Em conclusão, pode-se afirmar que a crise da Ásia foi caracterizada por maior turbulência dos mercados reflectindo-se quer no aumento do número de observações extremas quer no aumento da coincidência temporal entre estas mesmas observações.

No período tranquilo seleccionado para a crise da Ásia, os testes de raíz unitária indicam que as variáveis são estacionárias e tanto o teste de maximização do lambda como o trace test sugerem que as variáveis são cointegradas entre si.
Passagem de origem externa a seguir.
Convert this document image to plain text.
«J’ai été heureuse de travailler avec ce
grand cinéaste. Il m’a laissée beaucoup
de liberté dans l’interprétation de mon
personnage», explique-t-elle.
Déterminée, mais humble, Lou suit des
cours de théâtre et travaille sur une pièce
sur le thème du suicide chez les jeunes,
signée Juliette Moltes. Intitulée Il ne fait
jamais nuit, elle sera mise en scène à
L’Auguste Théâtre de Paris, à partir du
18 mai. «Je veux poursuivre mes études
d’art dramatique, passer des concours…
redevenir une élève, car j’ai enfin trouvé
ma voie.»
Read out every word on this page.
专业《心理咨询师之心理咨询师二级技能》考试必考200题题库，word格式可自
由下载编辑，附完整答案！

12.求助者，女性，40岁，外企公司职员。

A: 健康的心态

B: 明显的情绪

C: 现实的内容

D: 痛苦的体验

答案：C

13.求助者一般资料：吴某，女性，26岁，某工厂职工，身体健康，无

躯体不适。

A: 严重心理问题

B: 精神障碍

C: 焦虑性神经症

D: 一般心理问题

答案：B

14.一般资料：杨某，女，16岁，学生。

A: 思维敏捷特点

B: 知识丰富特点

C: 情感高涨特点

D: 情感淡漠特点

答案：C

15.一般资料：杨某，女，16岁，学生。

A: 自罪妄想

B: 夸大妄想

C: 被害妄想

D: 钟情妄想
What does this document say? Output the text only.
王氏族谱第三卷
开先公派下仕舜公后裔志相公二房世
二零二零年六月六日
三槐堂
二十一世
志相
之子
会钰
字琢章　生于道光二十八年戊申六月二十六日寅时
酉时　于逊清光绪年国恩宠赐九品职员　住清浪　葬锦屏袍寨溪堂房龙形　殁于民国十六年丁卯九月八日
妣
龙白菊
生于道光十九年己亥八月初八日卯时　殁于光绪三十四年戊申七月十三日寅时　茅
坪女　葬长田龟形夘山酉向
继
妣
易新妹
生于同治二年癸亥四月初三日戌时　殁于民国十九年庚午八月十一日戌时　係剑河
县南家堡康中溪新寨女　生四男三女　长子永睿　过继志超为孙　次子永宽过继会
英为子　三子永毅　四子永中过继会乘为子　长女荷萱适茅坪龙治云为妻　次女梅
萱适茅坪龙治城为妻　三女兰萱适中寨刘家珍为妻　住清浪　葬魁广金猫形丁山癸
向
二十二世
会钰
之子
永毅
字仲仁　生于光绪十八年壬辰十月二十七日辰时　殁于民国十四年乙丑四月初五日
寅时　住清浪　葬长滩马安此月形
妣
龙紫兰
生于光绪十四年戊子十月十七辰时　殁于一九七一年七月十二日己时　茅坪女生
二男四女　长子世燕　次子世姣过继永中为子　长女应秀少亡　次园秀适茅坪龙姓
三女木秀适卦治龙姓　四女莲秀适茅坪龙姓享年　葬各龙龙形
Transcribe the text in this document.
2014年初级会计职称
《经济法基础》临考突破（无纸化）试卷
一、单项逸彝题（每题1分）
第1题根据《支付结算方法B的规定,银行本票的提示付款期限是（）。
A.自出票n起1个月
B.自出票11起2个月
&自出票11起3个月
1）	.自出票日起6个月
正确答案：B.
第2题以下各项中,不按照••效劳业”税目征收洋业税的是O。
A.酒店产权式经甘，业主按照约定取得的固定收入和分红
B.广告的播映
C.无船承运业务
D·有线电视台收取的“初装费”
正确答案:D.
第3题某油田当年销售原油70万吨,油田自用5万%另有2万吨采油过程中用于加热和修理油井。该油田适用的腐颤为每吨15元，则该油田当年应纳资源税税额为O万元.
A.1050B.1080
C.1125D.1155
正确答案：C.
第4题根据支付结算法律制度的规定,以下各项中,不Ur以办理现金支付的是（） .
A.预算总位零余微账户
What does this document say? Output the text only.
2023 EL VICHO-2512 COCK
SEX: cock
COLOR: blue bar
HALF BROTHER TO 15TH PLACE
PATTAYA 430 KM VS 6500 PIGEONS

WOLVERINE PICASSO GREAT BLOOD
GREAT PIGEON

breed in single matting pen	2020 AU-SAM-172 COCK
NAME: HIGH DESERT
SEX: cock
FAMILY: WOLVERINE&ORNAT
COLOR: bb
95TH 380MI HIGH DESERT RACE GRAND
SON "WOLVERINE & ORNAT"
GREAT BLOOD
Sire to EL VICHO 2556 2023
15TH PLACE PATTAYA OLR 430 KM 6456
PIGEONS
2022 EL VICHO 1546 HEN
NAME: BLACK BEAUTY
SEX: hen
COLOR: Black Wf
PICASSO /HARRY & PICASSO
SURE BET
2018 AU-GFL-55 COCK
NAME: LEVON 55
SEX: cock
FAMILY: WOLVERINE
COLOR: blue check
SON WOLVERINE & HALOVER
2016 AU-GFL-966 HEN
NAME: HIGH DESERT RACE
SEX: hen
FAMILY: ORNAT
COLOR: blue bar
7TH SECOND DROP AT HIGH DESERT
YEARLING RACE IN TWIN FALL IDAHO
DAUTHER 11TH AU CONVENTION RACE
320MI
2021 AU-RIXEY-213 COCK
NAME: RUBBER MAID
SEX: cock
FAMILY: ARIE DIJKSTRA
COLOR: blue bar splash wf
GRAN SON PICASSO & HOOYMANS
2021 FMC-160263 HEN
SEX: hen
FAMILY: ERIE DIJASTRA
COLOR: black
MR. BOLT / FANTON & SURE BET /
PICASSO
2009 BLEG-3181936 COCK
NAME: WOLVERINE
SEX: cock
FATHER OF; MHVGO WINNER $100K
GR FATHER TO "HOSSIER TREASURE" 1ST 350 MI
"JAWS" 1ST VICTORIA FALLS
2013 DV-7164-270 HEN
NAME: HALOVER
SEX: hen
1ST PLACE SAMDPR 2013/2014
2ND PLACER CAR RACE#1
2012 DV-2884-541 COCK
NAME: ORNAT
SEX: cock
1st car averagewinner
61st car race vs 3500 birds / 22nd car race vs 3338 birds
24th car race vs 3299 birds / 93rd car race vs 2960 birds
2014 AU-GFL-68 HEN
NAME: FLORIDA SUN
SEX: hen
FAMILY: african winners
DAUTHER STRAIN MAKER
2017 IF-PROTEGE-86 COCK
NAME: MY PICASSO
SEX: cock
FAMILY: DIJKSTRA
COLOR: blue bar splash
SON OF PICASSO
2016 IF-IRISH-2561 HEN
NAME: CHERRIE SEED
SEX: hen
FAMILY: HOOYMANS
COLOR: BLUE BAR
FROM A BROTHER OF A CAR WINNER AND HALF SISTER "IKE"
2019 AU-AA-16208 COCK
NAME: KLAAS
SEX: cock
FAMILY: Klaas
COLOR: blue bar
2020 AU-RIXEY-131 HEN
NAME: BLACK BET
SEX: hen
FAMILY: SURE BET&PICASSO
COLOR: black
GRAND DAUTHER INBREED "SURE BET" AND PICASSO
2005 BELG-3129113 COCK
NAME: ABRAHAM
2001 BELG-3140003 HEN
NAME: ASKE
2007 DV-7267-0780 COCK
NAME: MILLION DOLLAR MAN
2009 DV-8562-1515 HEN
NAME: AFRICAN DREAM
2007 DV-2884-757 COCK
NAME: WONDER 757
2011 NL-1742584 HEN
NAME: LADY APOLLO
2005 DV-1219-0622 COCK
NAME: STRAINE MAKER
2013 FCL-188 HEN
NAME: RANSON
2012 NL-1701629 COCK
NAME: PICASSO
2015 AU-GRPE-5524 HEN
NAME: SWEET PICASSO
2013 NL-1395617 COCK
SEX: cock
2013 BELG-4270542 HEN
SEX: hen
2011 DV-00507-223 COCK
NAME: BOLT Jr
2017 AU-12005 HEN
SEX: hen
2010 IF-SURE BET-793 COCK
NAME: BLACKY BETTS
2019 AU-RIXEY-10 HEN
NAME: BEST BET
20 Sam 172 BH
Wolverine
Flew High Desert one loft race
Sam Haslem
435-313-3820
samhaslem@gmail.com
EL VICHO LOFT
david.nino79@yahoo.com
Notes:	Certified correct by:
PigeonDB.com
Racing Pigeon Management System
No período de crise, no entanto, a situação muda de forma substancial. Os testes de raíz unitária não permitem rejeitar a possibilidade de que exista uma raíz unitária na maioria dos mercados. Estes sugerem que apenas os mercados da Grécia, Irlanda e Japão são estacionários, que os mercados de Portugal, Alemanha, Reino Unido e Estados Unidos são integrados de primeira ordem e que os de Espanha e França são integrados de ordem dois.

No que diz respeito à cointegração existem também diferenças assinaláveis face ao período tranquilo: das 36 relações bivariadas entre os nove mercados em análise, em nove casos pode-se rejeitar a hipótese da existência de uma relação de cointegração entre os mercados. Estes resultados permitem afirmar que, no período de crise, a relação de equilíbrio de longo prazo se quebrou entre vários mercados afectando principalmente o mercado da Grécia que não mostra relações de cointegração em cinco dos oito casos possíveis.

O número de relações de causalidade de Granger estatisticamente significativas aumentou substancialmente durante o período da crise da Ásia quando comparado com o período tranquilo: passaram de 26 para mais do dobro (53) (ver tabelas 4.31 e 4.32, a seguir). Durante o período tranquilo, são os mercados de Portugal e Grécia que menos contribuem para influenciar sistematicamente os restantes mercados (não “causam” nenhum mercado) enquanto que as rendibilidades do mercado dos EUA, o mercado mais influente, afectam a rendibilidade de seis outros mercados. Durante o período de crise todos os mercados passaram a “causar” um número superior de países com excepção da Espanha que continuou a “causar” três mercados. Os mercados da França e Reino Unido juntam-se aos EUA para formarem o grupo de mercados que mais afectam a rendibilidade dos restantes mercados da amostra: influenciam 7 mercados em 8 possíveis. Espanha torna-se o mercado que menos contribui para explicar os restantes no período de crise (“causa” 3 mercados). A evolução mais significativa entre os dois períodos em comparação registou-se para os mercados de Portugal e Grécia que viram a sua influência ser exercida em seis mercados quando no período tranquilo, como se disse, não afectavam significativamente qualquer mercado.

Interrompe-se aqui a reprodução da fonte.